I will be open and confess my love for not only Instagram but anything that makes an attempt to use the Instagram API and make a rather awesome product on the back of it. I got on board with Instagram from the beginning and have been sharing photographs with my followers ever since directly from iOS on my iPhone and Android from the Nexus 7. Such is my love for Instagram that I also tend to sign-up for anything related to it, such as Webagram and Instacanvas, so when the Instacube Kickstarter project presented itself, I had to become a part of it.
Kickstarter is a fabulous concept and has allowed some extremely intelligent and innovative people to get their wonderful projects up and running, and in all honesty I am hoping that the Instacube offering is one of the next to reach its funding goal. The whole concept of Instacube is to allow users to liberate their Instagram photographs from the confines of viewing them on a smartphone or website and display them in a beautiful and purposely created frame at three times the original size. Sounds pretty awesome.
A lot of people may view the Instacube and liken it to a digital photo frame that just happens to be a little bigger and wrapped in a rather neat design, but that couldn’t really be further from the truth.
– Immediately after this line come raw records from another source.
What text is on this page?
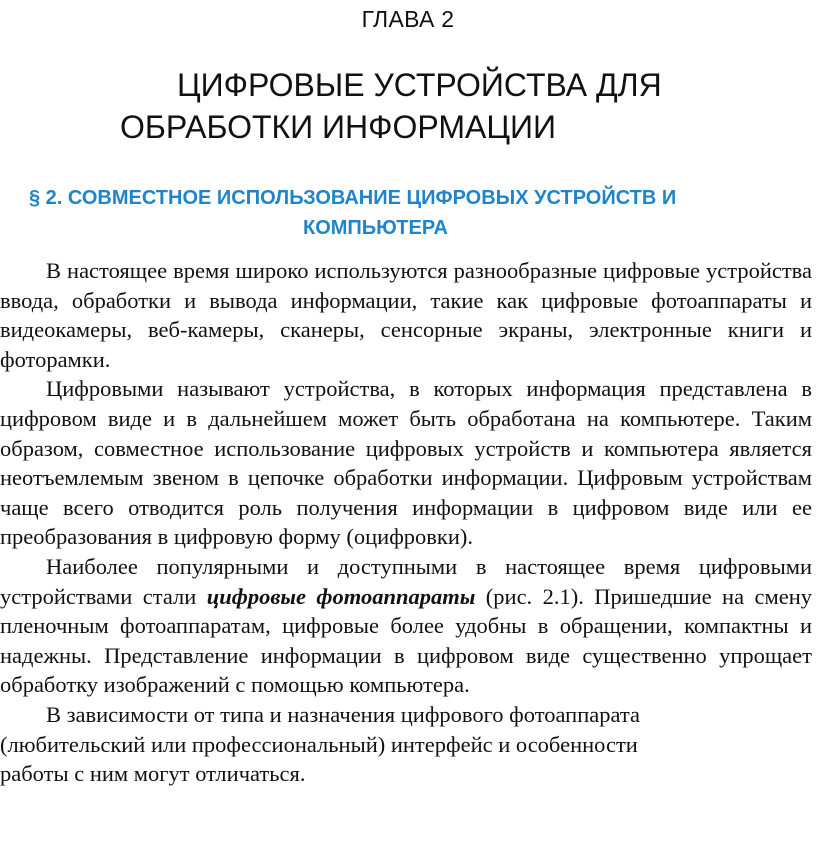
ГЛАВА 2
ЦИФРОВЫЕ УСТРОЙСТВА ДЛЯ
ОБРАБОТКИ ИНФОРМАЦИИ
§ 2. СОВМЕСТНОЕ ИСПОЛЬЗОВАНИЕ ЦИФРОВЫХ УСТРОЙСТВ И
КОМПЬЮТЕРА

В настоящее время широко используются разнообразные цифровые устройства ввода, обработки и вывода информации, такие как цифровые фотоаппараты и видеокамеры, веб-камеры, сканеры, сенсорные экраны, электронные книги и фоторамки.

Цифровыми называют устройства, в которых информация представлена в цифровом виде и в дальнейшем может быть обработана на компьютере. Таким образом, совместное использование цифровых устройств и компьютера является неотъемлемым звеном в цепочке обработки информации. Цифровым устройствам чаще всего отводится роль получения информации в цифровом виде или ее преобразования в цифровую форму (оцифровки).

Наиболее популярными и доступными в настоящее время цифровыми устройствами стали цифровые фотоаппараты (рис. 2.1). Пришедшие на смену пленочным фотоаппаратам, цифровые более удобны в обращении, компактны и надежны. Представление информации в цифровом виде существенно упрощает обработку изображений с помощью компьютера.

В зависимости от типа и назначения цифрового фотоаппарата
(любительский или профессиональный) интерфейс и особенности
работы с ним могут отличаться.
According to the designers, the product should be thought of as a living canvas with beautifully filtered and uploaded photos being pushed to the canvas in real-time as soon as they are uploaded to the Instagram network by the user. Setting up the cube for Instagram retrieval couldn’t really be any easier and involves plugging it in, connecting it to the home internet network and confirming the relevant Instagram credentials. It’s just that simple.
As well as being a living canvas that beautifully displays the photographs on the 600×600 LCD display, Instacube also has some nifty little buttons located on the top of the device. One is for power, one is to switch between Instagram accounts, and the final one actually allows the user to interact with Instagram directly and like the images that show up on the display. A living, interactive canvas that makes perfect use of Instagram. Count me in. The Design to Matter (D2M) team behind the project is looking for $250,000 in funding to turn this project into a reality and are currently sitting at $76,895 with a month left to go. They already have my $99, go give them yours.